本丸に籠もりきりでは息も詰まるというものだ。
そんな時は自ら外出し、買い物やらに興じることも可能である、と、蜂須賀は言ってくれる、がその一方で、一人での外出には無論応じることはできない、と最後に言い足すのを忘れないのもまた、蜂須賀だったりした。
「でも本丸のすぐ外、なんですよね?」
それくらいなら自分一人でも…と○○は言いかけるが、
「承服できない。
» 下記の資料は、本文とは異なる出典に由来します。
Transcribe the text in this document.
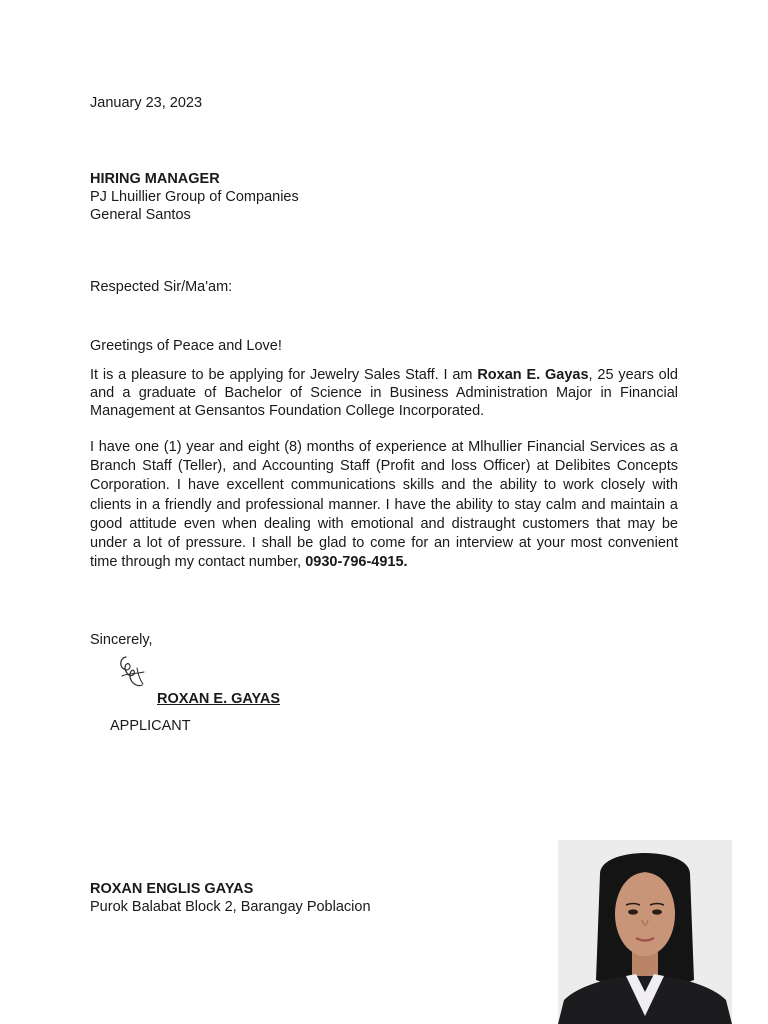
January 23, 2023
HIRING MANAGER
PJ Lhuillier Group of Companies
General Santos
Respected Sir/Ma'am:
Greetings of Peace and Love!

It is a pleasure to be applying for Jewelry Sales Staff. I am Roxan E. Gayas, 25 years old and a graduate of Bachelor of Science in Business Administration Major in Financial Management at Gensantos Foundation College Incorporated.

I have one (1) year and eight (8) months of experience at Mlhullier Financial Services as a Branch Staff (Teller), and Accounting Staff (Profit and loss Officer) at Delibites Concepts Corporation. I have excellent communications skills and the ability to work closely with clients in a friendly and professional manner. I have the ability to stay calm and maintain a good attitude even when dealing with emotional and distraught customers that may be under a lot of pressure. I shall be glad to come for an interview at your most convenient time through my contact number, 0930-796-4915.

Sincerely,
ROXAN E. GAYAS
APPLICANT
ROXAN ENGLIS GAYAS
Purok Balabat Block 2, Barangay Poblacion
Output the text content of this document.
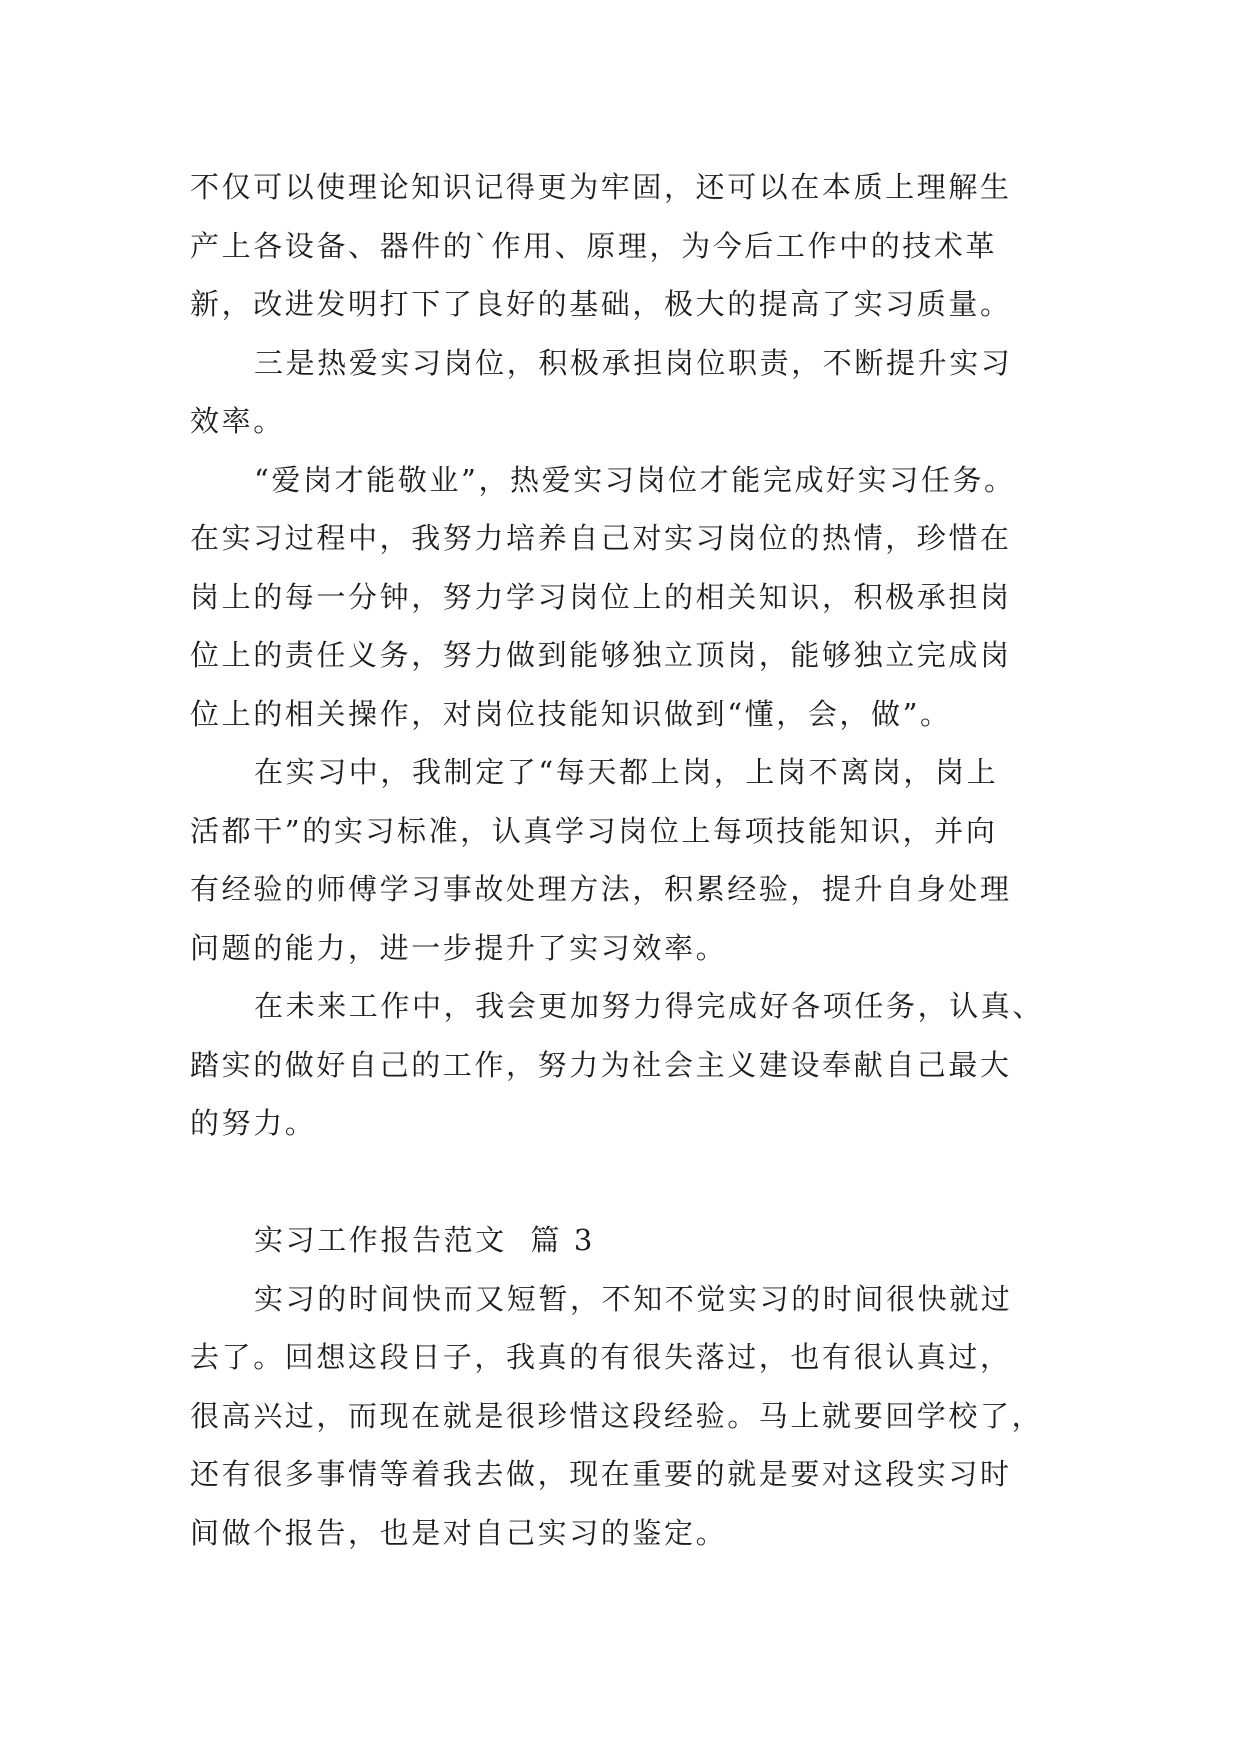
不仅可以使理论知识记得更为牢固，还可以在本质上理解生
产上各设备、器件的`作用、原理，为今后工作中的技术革
新，改进发明打下了良好的基础，极大的提高了实习质量。
三是热爱实习岗位，积极承担岗位职责，不断提升实习
效率。
“爱岗才能敬业”，热爱实习岗位才能完成好实习任务。
在实习过程中，我努力培养自己对实习岗位的热情，珍惜在
岗上的每一分钟，努力学习岗位上的相关知识，积极承担岗
位上的责任义务，努力做到能够独立顶岗，能够独立完成岗
位上的相关操作，对岗位技能知识做到“懂，会，做”。
在实习中，我制定了“每天都上岗，上岗不离岗，岗上
活都干”的实习标准，认真学习岗位上每项技能知识，并向
有经验的师傅学习事故处理方法，积累经验，提升自身处理
问题的能力，进一步提升了实习效率。
在未来工作中，我会更加努力得完成好各项任务，认真、
踏实的做好自己的工作，努力为社会主义建设奉献自己最大
的努力。
实习工作报告范文  篇 3
实习的时间快而又短暂，不知不觉实习的时间很快就过
去了。回想这段日子，我真的有很失落过，也有很认真过，
很高兴过，而现在就是很珍惜这段经验。马上就要回学校了，
还有很多事情等着我去做，现在重要的就是要对这段实习时
间做个报告，也是对自己实习的鉴定。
何かあってからでは遅いだろう?」
「……ぅっ、そ、れは……」
「出かけたくなったら俺に言うこと。主が願うなら、俺はいつでもお供しよう」
良いね?とか、返事は?とか、そんな台詞が直接彼から零れたわけではなかったが、○○にはそんな言葉が聞こえたような気がして…つい、
「ぅ…、はい……」
ちょっと首を竦めて頷いたのだった。
そんな少女の様に、蜂須賀がひっそりと頬を緩めたのは、また別の話である。
そんな彼らとのやり取りの後、ところは変わって、○○は本丸内の最奥に設えられた自らの室に一人、ちょこん、と座り込んでいた。
そこは他の部屋同様の和室だったが、○○の希望によってテレビにパソコン、タブレット、といった○○が元いた世界で馴染んだ品の数々が揃えられ、どういう仕組かは不明だが電気・空調etcも完備されている。
加えて、この…審神者や刀剣男士というシステム(と呼ぶべきかは微妙だが)を構築した元凶たる(強制召喚された○○的にそう思われるのは仕方がないことだろう)政府機関とのコンタクトに不可欠という、特別仕様の…見た目はノートパソコンそのものな端末が一台。
その他の装飾品やら何やらも、いずれ室の主人である○○の好みに応じて幾らでも変幻自在であるらしい。
ついでに言うなら、部屋そのものを洋室に変えてしまうとか、寝床も布団ではなくベッドにするとか、何でも可能、とはこんのすけの弁であるが、その辺りについては、
「家の部屋はフローリングにベッドだったけど……」
新しい畳の香りが何となく気に入ったということもあって、○○は和室の設えはそのままにした。
それに、完全に元の世界と同じようにしてしまうのは、何だか…かえって色々と思い出してしまいそうな、そんな気もして。